In 2023, seven members of the Squadron were mobilised to support Operation ILKANE. Another UK resilience task which provided a contingency force during planned UK Border Force strikes. One Sapper also volunteered for ceremonial public duties in London and joined regular soldiers & officers from 23 Parachute Engineer Regiment guarding Buckingham Palace, Windsor Castle and St James Palace. Part of a year of celebration to recognise 23 years since the formation of the Regiment.

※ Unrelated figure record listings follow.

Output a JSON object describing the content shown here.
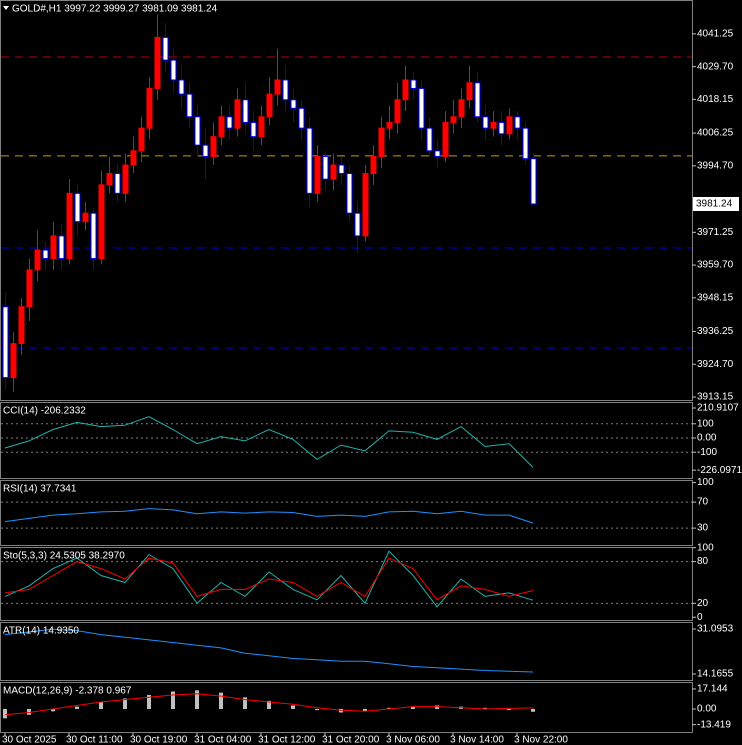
{
  "chart_data": [
    {
      "type": "candlestick",
      "title": "GOLD#,H1  3997.22 3999.27 3981.09 3981.24",
      "up_color": "#ff0000",
      "down_color": "#0000ff",
      "down_fill": "#ffffff",
      "xlim": [
        -0.625,
        85.875
      ],
      "xticks": [
        {
          "value": 0,
          "label": "30 Oct 2025"
        },
        {
          "value": 8,
          "label": "30 Oct 11:00"
        },
        {
          "value": 16,
          "label": "30 Oct 19:00"
        },
        {
          "value": 24,
          "label": "31 Oct 04:00"
        },
        {
          "value": 32,
          "label": "31 Oct 12:00"
        },
        {
          "value": 40,
          "label": "31 Oct 20:00"
        },
        {
          "value": 48,
          "label": "3 Nov 06:00"
        },
        {
          "value": 56,
          "label": "3 Nov 14:00"
        },
        {
          "value": 64,
          "label": "3 Nov 22:00"
        }
      ],
      "ylim": [
        3912.1,
        4053.2
      ],
      "yticks": [
        4041.25,
        {
          "value": 4029.7,
          "label": "4029.70"
        },
        4018.15,
        4006.25,
        {
          "value": 3994.7,
          "label": "3994.70"
        },
        3971.25,
        {
          "value": 3959.7,
          "label": "3959.70"
        },
        3948.15,
        3936.25,
        {
          "value": 3924.7,
          "label": "3924.70"
        },
        3913.15
      ],
      "current_price": 3981.24,
      "levels": [
        {
          "value": 4033.1,
          "color": "#c00000"
        },
        {
          "value": 3998.2,
          "color": "#c8a000"
        },
        {
          "value": 3965.7,
          "color": "#0000e0"
        },
        {
          "value": 3930.45,
          "color": "#0000e0"
        }
      ],
      "open": [
        3945,
        3920,
        3932,
        3945,
        3958,
        3965,
        3962,
        3970,
        3962,
        3985,
        3975,
        3978,
        3962,
        3988,
        3992,
        3985,
        3995,
        4000,
        4008,
        4022,
        4040,
        4032,
        4025,
        4020,
        4012,
        4002,
        3998,
        4005,
        4012,
        4008,
        4018,
        4010,
        4005,
        4012,
        4020,
        4025,
        4018,
        4015,
        4008,
        3985,
        3998,
        3990,
        3995,
        3992,
        3978,
        3970,
        3992,
        3998,
        4008,
        4010,
        4018,
        4025,
        4022,
        4008,
        4000,
        3998,
        4010,
        4012,
        4018,
        4024,
        4012,
        4008,
        4010,
        4006,
        4012,
        4008,
        3997.22
      ],
      "high": [
        3950,
        3936,
        3948,
        3962,
        3972,
        3968,
        3975,
        3974,
        3990,
        3988,
        3982,
        3980,
        3993,
        3998,
        3996,
        3999,
        4005,
        4012,
        4026,
        4048,
        4045,
        4036,
        4030,
        4024,
        4016,
        4008,
        4010,
        4016,
        4016,
        4022,
        4024,
        4014,
        4016,
        4026,
        4036,
        4030,
        4022,
        4018,
        4012,
        4002,
        4000,
        3999,
        3998,
        3995,
        3982,
        3995,
        4002,
        4012,
        4016,
        4024,
        4030,
        4028,
        4025,
        4012,
        4004,
        4014,
        4018,
        4022,
        4030,
        4028,
        4016,
        4014,
        4014,
        4015,
        4014,
        4010,
        3999.27
      ],
      "low": [
        3916,
        3915,
        3928,
        3940,
        3954,
        3958,
        3958,
        3958,
        3960,
        3970,
        3972,
        3958,
        3960,
        3985,
        3982,
        3982,
        3992,
        3996,
        4004,
        4018,
        4028,
        4020,
        4015,
        4008,
        3998,
        3990,
        3995,
        4002,
        4004,
        4005,
        4006,
        4000,
        4002,
        4009,
        4016,
        4014,
        4010,
        4004,
        3980,
        3982,
        3986,
        3986,
        3988,
        3975,
        3964,
        3968,
        3988,
        3994,
        4004,
        4006,
        4014,
        4018,
        4004,
        3998,
        3994,
        3996,
        4006,
        4008,
        4015,
        4010,
        4004,
        4005,
        4002,
        4004,
        4004,
        3995,
        3981.09
      ],
      "close": [
        3920,
        3932,
        3945,
        3958,
        3965,
        3962,
        3970,
        3962,
        3985,
        3975,
        3978,
        3962,
        3988,
        3992,
        3985,
        3995,
        4000,
        4008,
        4022,
        4040,
        4032,
        4025,
        4020,
        4012,
        4002,
        3998,
        4005,
        4012,
        4008,
        4018,
        4010,
        4005,
        4012,
        4020,
        4025,
        4018,
        4015,
        4008,
        3985,
        3998,
        3990,
        3995,
        3992,
        3978,
        3970,
        3992,
        3998,
        4008,
        4010,
        4018,
        4025,
        4022,
        4008,
        4000,
        3998,
        4010,
        4012,
        4018,
        4024,
        4012,
        4008,
        4010,
        4006,
        4012,
        4008,
        3997.22,
        3981.24
      ]
    },
    {
      "type": "line",
      "title": "CCI(14) -206.2332",
      "ylim": [
        -281,
        253
      ],
      "yticks": [
        210.9107,
        100,
        {
          "value": 0,
          "label": "0.00"
        },
        -100,
        -226.0971
      ],
      "levels": [
        100,
        0,
        -100
      ],
      "x": [
        0,
        3,
        6,
        9,
        12,
        15,
        18,
        21,
        24,
        27,
        30,
        33,
        36,
        39,
        42,
        45,
        48,
        51,
        54,
        57,
        60,
        63,
        66
      ],
      "series": [
        {
          "color": "#20b2aa",
          "values": [
            -70,
            -20,
            60,
            110,
            80,
            90,
            150,
            60,
            -40,
            10,
            -20,
            60,
            -10,
            -150,
            -50,
            -90,
            50,
            40,
            -10,
            80,
            -60,
            -40,
            -206.2332
          ]
        }
      ]
    },
    {
      "type": "line",
      "title": "RSI(14) 37.7341",
      "ylim": [
        4,
        104
      ],
      "yticks": [
        100,
        70,
        30
      ],
      "levels": [
        70,
        30
      ],
      "x": [
        0,
        3,
        6,
        9,
        12,
        15,
        18,
        21,
        24,
        27,
        30,
        33,
        36,
        39,
        42,
        45,
        48,
        51,
        54,
        57,
        60,
        63,
        66
      ],
      "series": [
        {
          "color": "#1e90ff",
          "values": [
            40,
            45,
            50,
            52,
            55,
            56,
            60,
            58,
            52,
            55,
            53,
            55,
            54,
            48,
            50,
            48,
            55,
            56,
            52,
            56,
            50,
            50,
            37.7341
          ]
        }
      ]
    },
    {
      "type": "line",
      "title": "Sto(5,3,3) 24.5305 38.2970",
      "ylim": [
        -4,
        101
      ],
      "yticks": [
        100,
        80,
        20,
        0
      ],
      "levels": [
        80,
        20
      ],
      "x": [
        0,
        3,
        6,
        9,
        12,
        15,
        18,
        21,
        24,
        27,
        30,
        33,
        36,
        39,
        42,
        45,
        48,
        51,
        54,
        57,
        60,
        63,
        66
      ],
      "series": [
        {
          "color": "#20b2aa",
          "values": [
            30,
            45,
            70,
            85,
            60,
            50,
            90,
            70,
            20,
            50,
            30,
            65,
            40,
            25,
            60,
            20,
            95,
            60,
            15,
            55,
            30,
            35,
            24.5305
          ]
        },
        {
          "color": "#ff0000",
          "values": [
            35,
            40,
            60,
            80,
            70,
            55,
            85,
            78,
            30,
            40,
            40,
            55,
            50,
            30,
            50,
            30,
            85,
            70,
            25,
            45,
            40,
            30,
            38.297
          ]
        }
      ]
    },
    {
      "type": "line",
      "title": "ATR(14) 14.9350",
      "ylim": [
        11.91,
        33.73
      ],
      "yticks": [
        31.0953,
        14.1655
      ],
      "x": [
        0,
        3,
        6,
        9,
        12,
        15,
        18,
        21,
        24,
        27,
        30,
        33,
        36,
        39,
        42,
        45,
        48,
        51,
        54,
        57,
        60,
        63,
        66
      ],
      "series": [
        {
          "color": "#1e90ff",
          "values": [
            29,
            30,
            31,
            30.5,
            29,
            28,
            27,
            26,
            25,
            24,
            22,
            21,
            20,
            19.5,
            19,
            19,
            18,
            17,
            16.5,
            16,
            15.5,
            15.2,
            14.935
          ]
        }
      ]
    },
    {
      "type": "line",
      "title": "MACD(12,26,9) -2.378 0.967",
      "ylim": [
        -19.7,
        23.1
      ],
      "yticks": [
        17.144,
        {
          "value": 0,
          "label": "0.00"
        },
        -13.419
      ],
      "x": [
        0,
        3,
        6,
        9,
        12,
        15,
        18,
        21,
        24,
        27,
        30,
        33,
        36,
        39,
        42,
        45,
        48,
        51,
        54,
        57,
        60,
        63,
        66
      ],
      "series": [
        {
          "color": "#c0c0c0",
          "kind": "bar",
          "values": [
            -8,
            -5,
            -2,
            2,
            6,
            9,
            12,
            15,
            16,
            14,
            10,
            7,
            3,
            -1,
            -3,
            -2,
            1,
            2,
            3,
            2,
            1,
            0,
            -2.378
          ]
        },
        {
          "color": "#ff0000",
          "values": [
            -5,
            -3,
            0,
            3,
            6,
            8,
            10,
            12,
            13,
            11,
            8,
            6,
            4,
            1,
            -1,
            -2,
            0,
            2,
            2,
            1,
            0,
            0.5,
            0.967
          ]
        }
      ]
    }
  ]
}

In late 2023, two members from the Squadron were mobilised to support Op TOSCA 39. A longstanding UK peacekeeping commitment which sees soldiers deploy on a six month UN tour of duty where they are responsible for maintaining the integrity of the Buffer Zone that runs between the Greek and Turkish Cypriots. In 2024, another five soldiers from the Squadron deployed on Op TOSCA 40 in support of 4 PARA.

== Organisation ==
Since 2017, the structure of the squadron has been as follows:

- Squadron Headquarters, in Wakefield
- No. 1 Parachute Troop, in Kingston upon Hull
- No. 2 Parachute Troop, in Wakefield
- No. 3 Parachute Troop, in Gateshead
- HQ & Support Troop, in Wakefield

== Parachute training ==
On completion of basic training and entry into the squadron, soldiers are required to attempt All Arms Pre Parachute Selection (P Company). For reservists, this consists of six training weekends, followed by a 10-day selection course at Catterick.

Soldiers who pass P Coy are then offered the opportunity to attend a three week course at RAF Brize Norton known as the Basic Parachute Course. Since 1995, all parachute jumps are carried out from powered aircraft. Prior to 1995, the first jump in the Basic Parachute Course was undertaken from a modified Barrage balloon, but this has since been replaced with the Skyvan. Recruits must complete a minimum of four jumps in order to qualify as a military parachutist. Further jumps are then required from a C130 Hercules to qualify the parachutist as Combat Ready.